Cumbrian biker wheelies past police speed enforcement
Police in Cumbria say a biker was clearly showing off when he wheelied past them without a helmet on.

It’s the sort of thing we’ve all daydreamed about: performing a wheelie in front of police who are out with their speed enforcement cameras and radar guns.
Most of us are intelligent or considerate enough to not act on that impulse. That wasn’t the case for one Cumbrian teenage biker last week, who shot past police no less than three times - performing dank nooners and “clearly wanting to get a reaction from us,” according to Cumbria Police Insp Andy Leather.
The incident took place in Carlisle as police were running a “road safety operation,” according to a report from BBC North East and Cumbria. We’re reading that as speed enforcement. Police said they were performing the operation in response to resident complaints of speeding and anti-social driving.

Police say the biker was doing both of those, riding without a helmet and on the wrong side of the road.
“He's been up and down three times, clearly showing off,” Leather told BBC North East and Cumbria.

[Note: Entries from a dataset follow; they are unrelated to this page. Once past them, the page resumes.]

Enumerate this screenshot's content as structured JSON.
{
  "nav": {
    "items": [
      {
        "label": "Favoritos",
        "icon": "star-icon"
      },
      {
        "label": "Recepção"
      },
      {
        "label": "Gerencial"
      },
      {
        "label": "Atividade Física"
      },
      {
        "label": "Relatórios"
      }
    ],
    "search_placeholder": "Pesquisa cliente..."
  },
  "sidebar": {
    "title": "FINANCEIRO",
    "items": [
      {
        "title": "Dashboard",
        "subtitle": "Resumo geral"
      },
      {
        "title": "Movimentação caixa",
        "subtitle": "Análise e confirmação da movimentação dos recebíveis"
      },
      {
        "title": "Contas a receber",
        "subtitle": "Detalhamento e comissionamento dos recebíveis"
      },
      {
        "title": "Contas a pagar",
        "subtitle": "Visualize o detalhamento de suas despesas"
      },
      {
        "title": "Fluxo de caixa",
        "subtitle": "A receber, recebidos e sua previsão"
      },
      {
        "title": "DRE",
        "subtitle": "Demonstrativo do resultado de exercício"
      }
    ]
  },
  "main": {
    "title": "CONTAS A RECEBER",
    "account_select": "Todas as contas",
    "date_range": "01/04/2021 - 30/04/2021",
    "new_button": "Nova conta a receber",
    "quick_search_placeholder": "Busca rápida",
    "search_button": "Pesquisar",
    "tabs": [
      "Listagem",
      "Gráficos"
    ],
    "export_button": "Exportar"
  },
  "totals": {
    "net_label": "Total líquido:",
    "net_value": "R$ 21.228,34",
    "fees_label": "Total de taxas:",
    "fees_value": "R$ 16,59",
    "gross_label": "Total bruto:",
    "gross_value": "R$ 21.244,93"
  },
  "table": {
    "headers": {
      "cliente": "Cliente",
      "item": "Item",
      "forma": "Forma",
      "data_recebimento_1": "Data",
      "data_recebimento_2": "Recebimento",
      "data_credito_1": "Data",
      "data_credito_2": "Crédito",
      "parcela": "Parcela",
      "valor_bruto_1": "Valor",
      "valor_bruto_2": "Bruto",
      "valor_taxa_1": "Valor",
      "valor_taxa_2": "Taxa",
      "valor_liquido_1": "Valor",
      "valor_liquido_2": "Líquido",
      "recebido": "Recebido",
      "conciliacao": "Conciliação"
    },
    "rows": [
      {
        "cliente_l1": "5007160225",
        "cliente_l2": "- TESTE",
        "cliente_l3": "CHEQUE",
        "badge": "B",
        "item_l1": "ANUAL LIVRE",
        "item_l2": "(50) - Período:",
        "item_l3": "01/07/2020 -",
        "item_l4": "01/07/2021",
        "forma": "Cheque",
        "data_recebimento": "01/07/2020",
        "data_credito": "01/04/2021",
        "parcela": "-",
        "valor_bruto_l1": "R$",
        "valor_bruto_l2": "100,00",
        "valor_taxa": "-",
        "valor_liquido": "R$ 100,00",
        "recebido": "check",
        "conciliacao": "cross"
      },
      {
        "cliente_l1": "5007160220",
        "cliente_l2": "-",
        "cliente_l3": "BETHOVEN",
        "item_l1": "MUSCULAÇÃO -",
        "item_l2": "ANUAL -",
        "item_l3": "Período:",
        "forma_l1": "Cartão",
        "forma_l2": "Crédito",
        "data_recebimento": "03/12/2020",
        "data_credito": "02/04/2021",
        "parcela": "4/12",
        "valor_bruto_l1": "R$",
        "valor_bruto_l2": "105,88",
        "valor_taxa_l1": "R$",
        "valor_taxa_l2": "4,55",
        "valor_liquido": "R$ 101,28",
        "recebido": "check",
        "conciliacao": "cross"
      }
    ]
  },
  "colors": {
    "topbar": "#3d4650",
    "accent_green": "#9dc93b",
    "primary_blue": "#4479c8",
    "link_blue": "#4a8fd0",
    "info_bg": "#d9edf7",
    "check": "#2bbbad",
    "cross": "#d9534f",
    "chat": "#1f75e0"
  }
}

That was enough time for police to get a drone into the air, which helped them to identify who the teenager was and where he lived. However, he remains at large because he wasn’t at home when police came to arrest him.
(As an aside: This kind of dedicated police work makes you feel really safe, doesn’t it?)
They didn’t leave empty-handed, though, confiscating a different motorbike from the address.
If you’re guessing that the suspect in all this was riding an off-road bike, you are correct. Young people on off-road bikes have been outwitting police and frustrating residents all across the country with increased frequency this summer. Just last week, we reported on police efforts in the Midlands to hunt down two-wheeling scofflaws, with officers in Telford taking to off-road machines of their own in an attempt to keep up.